Ritch McCutchen, a delegate from Crisp County, sat in one of the areas that produced the boos for Chambliss, but said he didn’t join in.
McCutchen, who recycles used machinery for a living, said he’s willing to give Isakson and Chambliss the benefit of the doubt, for now. “I have a question about whether it will work,” he said.
The issue of illegal immigration has the potential to create a serious split in the party, on a state and national level.
“If this gets categorized as amnesty, it could cause the party to split next year, particularly if the top of the ticket is viewed as too liberal,” said Mark Rountree, a political strategist who works with Republican candidates.
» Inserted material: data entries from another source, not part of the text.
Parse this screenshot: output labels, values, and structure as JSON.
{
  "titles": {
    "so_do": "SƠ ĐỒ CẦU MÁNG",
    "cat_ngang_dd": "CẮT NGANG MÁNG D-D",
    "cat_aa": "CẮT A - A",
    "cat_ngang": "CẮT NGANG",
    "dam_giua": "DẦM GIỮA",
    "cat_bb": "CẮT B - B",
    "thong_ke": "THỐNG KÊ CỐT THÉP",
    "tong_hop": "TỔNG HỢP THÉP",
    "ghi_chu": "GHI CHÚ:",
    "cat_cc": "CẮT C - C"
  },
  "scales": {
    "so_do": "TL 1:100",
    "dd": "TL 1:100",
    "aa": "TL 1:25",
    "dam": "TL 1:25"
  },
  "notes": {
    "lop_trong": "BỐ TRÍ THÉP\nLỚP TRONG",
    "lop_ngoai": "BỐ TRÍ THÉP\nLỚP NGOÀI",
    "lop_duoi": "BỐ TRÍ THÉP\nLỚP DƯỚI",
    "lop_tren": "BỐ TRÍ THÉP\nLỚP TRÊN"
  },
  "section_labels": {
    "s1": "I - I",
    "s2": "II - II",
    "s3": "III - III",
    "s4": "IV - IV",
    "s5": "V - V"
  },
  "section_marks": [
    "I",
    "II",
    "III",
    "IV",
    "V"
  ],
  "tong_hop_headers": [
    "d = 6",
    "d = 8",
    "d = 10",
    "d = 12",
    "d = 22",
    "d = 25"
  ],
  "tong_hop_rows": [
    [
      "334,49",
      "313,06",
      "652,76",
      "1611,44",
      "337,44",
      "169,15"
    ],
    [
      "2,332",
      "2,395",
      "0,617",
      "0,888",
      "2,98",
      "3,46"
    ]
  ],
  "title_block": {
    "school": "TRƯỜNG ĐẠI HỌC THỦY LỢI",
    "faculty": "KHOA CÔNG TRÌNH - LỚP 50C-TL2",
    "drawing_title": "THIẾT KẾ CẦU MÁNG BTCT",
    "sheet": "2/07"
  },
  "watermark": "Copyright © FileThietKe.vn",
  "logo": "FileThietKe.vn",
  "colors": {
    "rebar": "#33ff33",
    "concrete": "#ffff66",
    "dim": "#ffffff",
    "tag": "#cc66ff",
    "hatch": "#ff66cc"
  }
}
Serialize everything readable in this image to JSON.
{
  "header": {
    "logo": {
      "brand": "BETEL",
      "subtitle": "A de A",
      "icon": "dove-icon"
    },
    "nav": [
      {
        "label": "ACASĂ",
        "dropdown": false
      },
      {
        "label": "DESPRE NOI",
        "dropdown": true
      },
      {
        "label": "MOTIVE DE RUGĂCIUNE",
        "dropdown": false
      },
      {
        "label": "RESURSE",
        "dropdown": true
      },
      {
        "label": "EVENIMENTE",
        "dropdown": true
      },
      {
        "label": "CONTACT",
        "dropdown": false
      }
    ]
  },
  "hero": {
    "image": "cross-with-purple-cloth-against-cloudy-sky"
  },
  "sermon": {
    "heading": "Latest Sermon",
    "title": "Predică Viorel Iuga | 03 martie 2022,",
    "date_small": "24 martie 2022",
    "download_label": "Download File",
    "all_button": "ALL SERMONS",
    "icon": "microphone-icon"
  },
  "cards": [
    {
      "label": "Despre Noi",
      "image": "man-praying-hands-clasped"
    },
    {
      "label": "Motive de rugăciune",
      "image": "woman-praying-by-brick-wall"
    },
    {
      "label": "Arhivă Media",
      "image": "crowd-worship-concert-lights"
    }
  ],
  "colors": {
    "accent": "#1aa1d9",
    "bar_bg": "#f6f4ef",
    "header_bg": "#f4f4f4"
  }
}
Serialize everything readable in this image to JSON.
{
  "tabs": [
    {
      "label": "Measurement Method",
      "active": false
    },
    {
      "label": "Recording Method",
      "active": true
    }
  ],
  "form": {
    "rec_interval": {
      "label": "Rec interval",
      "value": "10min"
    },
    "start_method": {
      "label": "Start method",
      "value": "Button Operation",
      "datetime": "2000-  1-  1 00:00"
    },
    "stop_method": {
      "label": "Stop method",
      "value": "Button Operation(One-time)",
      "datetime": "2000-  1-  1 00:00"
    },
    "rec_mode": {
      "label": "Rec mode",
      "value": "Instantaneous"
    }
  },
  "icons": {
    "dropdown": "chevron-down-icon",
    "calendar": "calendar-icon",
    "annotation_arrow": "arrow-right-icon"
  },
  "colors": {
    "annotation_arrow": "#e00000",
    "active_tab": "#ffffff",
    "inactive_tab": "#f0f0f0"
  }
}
By liberal, he meant former New York mayor Rudy Giuliani. Rountree wants former Tennessee senator and actor Fred Thompson in the ’08 presidential race.
Immigration is yet another of those issues that where the fault line separates the business community from the ideological base of the party.
Supporters of the immigration bill backed by Chambliss and Isakson include Gary Black, a former candidate for state agriculture commissioner.
“We just can’t turn our heads anymore. We’ve got to find some resolution,” Black said.
He’s a member of a group formed only in the last few weeks, called Georgia Employers for Immigration Reform.